I am not one to publicly rant about my inner reflections, but since I’m doing this blog I might as well share.
This is the moment I have been waiting for. Just picture me: sitting in the Starbucks by my gate at JFK, chewing gum like a crazy person, makeup half-fuzzy from the tears I shed before I pulled myself together. People around me probably come from unimaginable countries, and here I am, little lady headed to the big city.
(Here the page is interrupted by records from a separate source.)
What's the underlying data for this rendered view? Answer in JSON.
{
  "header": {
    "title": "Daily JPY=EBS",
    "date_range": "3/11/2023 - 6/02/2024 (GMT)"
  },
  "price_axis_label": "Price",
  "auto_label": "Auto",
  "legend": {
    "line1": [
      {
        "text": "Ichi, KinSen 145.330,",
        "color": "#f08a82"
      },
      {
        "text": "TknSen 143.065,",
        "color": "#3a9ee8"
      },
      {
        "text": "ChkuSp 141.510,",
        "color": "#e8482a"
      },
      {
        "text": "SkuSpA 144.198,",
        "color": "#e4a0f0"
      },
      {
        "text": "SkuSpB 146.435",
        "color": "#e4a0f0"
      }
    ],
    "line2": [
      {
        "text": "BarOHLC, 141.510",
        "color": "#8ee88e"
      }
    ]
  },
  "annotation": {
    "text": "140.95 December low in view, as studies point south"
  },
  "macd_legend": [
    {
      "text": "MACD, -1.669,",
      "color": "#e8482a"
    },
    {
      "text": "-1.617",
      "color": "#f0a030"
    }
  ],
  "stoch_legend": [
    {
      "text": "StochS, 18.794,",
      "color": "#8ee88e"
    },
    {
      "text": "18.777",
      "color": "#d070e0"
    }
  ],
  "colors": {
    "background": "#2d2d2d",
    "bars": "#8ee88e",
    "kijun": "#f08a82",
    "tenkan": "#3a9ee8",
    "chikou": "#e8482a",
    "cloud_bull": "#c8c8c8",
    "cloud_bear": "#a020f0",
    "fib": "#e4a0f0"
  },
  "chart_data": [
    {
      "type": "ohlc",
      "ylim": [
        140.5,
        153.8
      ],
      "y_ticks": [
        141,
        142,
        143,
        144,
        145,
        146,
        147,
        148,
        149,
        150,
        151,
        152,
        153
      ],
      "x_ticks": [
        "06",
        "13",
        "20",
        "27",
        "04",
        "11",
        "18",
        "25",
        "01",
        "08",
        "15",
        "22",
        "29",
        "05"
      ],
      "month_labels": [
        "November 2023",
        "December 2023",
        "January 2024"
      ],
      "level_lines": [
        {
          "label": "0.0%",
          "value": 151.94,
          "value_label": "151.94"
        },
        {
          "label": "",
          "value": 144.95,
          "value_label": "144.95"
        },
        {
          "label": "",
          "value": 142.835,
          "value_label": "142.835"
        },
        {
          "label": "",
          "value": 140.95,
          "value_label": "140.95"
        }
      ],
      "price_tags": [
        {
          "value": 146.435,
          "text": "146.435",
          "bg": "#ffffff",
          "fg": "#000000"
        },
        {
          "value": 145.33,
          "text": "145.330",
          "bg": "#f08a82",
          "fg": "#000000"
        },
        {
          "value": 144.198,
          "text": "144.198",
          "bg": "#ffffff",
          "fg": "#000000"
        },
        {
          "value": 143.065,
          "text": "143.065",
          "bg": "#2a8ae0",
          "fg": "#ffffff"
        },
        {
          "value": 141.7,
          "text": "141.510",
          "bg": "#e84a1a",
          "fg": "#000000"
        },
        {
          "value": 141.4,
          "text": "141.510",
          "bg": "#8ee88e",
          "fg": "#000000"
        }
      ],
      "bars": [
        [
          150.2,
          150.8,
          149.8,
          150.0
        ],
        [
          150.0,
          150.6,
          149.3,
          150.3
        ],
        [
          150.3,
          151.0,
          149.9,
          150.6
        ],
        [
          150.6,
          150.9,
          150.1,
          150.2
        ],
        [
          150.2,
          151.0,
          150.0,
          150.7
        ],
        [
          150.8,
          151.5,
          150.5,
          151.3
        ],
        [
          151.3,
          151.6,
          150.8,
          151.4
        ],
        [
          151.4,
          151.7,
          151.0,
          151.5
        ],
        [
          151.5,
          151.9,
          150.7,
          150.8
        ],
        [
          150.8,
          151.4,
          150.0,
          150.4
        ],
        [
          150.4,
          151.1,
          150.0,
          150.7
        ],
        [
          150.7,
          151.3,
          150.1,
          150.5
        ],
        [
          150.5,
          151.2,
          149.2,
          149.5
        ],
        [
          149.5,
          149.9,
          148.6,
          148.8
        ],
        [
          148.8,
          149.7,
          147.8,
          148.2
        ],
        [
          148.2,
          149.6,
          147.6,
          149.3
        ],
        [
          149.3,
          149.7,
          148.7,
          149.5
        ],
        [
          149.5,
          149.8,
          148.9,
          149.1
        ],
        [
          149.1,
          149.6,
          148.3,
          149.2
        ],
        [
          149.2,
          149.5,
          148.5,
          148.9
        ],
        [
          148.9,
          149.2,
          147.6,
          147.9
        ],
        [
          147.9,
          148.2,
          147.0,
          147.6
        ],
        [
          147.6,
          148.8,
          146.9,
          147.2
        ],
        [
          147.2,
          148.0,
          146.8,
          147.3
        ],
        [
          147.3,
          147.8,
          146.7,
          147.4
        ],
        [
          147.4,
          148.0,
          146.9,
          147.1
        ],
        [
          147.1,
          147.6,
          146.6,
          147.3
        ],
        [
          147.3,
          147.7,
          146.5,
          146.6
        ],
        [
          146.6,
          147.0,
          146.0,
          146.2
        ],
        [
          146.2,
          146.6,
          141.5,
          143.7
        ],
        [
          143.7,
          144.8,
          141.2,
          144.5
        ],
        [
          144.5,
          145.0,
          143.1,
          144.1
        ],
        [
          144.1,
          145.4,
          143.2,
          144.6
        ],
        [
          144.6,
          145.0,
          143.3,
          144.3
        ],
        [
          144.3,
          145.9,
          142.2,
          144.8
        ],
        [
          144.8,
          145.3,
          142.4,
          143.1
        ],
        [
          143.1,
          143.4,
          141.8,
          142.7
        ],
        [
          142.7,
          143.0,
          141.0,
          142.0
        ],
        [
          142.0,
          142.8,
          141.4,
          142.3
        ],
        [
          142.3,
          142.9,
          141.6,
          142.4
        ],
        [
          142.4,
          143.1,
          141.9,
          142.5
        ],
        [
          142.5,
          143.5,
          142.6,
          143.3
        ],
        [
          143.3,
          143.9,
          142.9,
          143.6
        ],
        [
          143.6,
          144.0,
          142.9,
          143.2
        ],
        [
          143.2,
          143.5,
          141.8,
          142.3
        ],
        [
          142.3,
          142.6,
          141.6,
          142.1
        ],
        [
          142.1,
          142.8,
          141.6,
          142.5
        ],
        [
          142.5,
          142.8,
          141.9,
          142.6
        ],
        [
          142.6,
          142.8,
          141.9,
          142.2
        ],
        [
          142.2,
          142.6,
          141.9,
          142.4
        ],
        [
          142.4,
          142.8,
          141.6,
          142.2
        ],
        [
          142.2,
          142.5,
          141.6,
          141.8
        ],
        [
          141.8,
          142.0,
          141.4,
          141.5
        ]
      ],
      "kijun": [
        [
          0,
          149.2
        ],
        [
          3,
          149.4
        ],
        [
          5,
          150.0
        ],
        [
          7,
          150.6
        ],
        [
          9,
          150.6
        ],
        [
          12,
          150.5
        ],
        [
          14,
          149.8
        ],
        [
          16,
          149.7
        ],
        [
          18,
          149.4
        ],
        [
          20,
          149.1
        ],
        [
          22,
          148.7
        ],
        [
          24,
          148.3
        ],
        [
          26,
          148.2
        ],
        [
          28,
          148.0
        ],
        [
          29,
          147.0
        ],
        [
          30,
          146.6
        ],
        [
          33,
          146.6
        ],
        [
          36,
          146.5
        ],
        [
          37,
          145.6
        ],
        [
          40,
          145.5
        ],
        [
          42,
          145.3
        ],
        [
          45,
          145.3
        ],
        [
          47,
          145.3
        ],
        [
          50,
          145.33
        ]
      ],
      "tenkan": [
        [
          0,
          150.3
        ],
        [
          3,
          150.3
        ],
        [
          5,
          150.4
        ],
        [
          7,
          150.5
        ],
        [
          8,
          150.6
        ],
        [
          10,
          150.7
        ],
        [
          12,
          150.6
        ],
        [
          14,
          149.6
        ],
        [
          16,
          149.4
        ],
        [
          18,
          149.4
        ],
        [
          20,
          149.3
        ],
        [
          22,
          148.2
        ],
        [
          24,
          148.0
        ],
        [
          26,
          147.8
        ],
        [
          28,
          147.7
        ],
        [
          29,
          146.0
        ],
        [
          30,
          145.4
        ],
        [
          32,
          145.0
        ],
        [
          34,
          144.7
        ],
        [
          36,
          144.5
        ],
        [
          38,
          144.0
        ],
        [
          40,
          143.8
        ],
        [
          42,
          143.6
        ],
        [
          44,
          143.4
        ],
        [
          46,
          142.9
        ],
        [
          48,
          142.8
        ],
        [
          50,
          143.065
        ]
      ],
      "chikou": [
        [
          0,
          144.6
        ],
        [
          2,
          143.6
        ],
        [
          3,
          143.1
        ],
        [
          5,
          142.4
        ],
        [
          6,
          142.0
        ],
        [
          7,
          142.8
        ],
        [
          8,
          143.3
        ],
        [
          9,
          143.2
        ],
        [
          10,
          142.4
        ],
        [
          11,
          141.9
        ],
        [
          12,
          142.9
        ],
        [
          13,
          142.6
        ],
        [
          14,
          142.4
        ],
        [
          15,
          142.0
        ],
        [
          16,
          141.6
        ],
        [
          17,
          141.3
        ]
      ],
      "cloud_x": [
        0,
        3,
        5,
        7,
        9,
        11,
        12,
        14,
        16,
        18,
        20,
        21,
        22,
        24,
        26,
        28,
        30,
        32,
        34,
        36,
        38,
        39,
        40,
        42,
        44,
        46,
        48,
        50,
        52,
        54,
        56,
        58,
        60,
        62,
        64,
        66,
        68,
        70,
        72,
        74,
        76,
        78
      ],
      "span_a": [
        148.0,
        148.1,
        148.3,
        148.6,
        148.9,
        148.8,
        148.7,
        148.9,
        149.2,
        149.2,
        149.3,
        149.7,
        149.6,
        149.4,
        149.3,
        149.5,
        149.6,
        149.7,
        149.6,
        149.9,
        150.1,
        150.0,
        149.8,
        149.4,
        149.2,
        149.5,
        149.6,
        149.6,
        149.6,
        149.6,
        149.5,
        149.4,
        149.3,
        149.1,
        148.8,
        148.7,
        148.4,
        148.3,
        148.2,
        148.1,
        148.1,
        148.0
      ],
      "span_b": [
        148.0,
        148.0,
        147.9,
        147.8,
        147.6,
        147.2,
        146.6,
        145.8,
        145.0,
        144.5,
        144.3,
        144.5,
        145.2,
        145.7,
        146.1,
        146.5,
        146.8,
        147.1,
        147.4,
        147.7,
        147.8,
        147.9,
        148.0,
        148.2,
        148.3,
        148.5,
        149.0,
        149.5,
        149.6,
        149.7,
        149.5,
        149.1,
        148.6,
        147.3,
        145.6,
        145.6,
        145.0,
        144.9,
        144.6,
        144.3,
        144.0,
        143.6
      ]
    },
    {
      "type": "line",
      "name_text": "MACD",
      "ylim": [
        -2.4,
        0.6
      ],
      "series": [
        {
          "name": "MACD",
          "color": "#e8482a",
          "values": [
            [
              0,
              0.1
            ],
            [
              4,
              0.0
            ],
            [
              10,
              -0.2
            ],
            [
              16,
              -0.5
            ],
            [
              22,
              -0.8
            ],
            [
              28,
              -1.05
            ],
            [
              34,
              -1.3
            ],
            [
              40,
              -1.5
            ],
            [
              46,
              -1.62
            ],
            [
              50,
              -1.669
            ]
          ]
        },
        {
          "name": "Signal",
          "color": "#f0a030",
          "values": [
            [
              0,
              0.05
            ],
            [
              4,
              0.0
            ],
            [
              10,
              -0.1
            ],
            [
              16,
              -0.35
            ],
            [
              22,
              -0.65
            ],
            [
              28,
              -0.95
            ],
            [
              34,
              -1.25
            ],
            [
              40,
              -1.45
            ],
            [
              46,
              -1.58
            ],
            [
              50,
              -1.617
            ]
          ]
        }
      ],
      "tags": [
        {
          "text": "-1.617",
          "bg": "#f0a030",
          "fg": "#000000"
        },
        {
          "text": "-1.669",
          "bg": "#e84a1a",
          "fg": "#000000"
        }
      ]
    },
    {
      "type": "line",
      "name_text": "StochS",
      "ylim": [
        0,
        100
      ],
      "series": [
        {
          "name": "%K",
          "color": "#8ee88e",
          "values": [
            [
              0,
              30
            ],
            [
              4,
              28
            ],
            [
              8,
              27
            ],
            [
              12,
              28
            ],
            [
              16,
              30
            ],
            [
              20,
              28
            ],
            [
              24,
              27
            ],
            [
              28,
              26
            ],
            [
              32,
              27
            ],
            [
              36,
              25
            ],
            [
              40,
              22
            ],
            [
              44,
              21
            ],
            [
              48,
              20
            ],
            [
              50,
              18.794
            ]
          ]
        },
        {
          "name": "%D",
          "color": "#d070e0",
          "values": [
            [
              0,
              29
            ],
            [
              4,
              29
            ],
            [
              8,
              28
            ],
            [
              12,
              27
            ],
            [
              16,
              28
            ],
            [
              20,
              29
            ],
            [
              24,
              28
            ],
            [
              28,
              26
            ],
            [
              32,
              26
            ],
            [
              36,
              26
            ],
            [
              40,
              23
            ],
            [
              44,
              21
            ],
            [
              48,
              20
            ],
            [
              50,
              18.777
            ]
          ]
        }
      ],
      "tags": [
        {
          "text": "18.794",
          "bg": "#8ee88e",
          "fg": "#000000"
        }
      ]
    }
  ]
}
There are a few things I have learned leading up to this moment:
1) I am appreciated by more people than I thought! Carol (from the daycare) got me an adorable cake during the luau and we all took pictures with it. One of my favorite parents from the daycare got me a present, and gave me loads of advice. My best friends refused to leave my house last night until 3 am because they couldn’t bear to leave me (and I didn’t want them to). All in all, I have a solid group of people surrounding me.
2) I am really small. In stature, in exposure, in knowledge… You name it. I have so much to learn and experience! But, I am reminded of one of my favorite quotes from The Help, “You is smart, you is kind, you is important.” No matter how insignificant I may feel at times like these, when my cushion of people has left me alone, that mantra reminds me that I am meaningful.
3) Finally, I have learned that no matter how much research I think I’ve done in preparation for this trip, I am still pretty clueless. My picture of myself in Copenhagen is still just me at a cafe in the city. More details will begin to emerge when I arrive, but right now my excitement is muted by loneliness and uncertainty.
Regardless of all this, I will continue on this journey. Now that I got all that on paper, it feels a little but more like a passing cloud than a looming hurricane. Copenhagen, here comes your new favorite little lady!!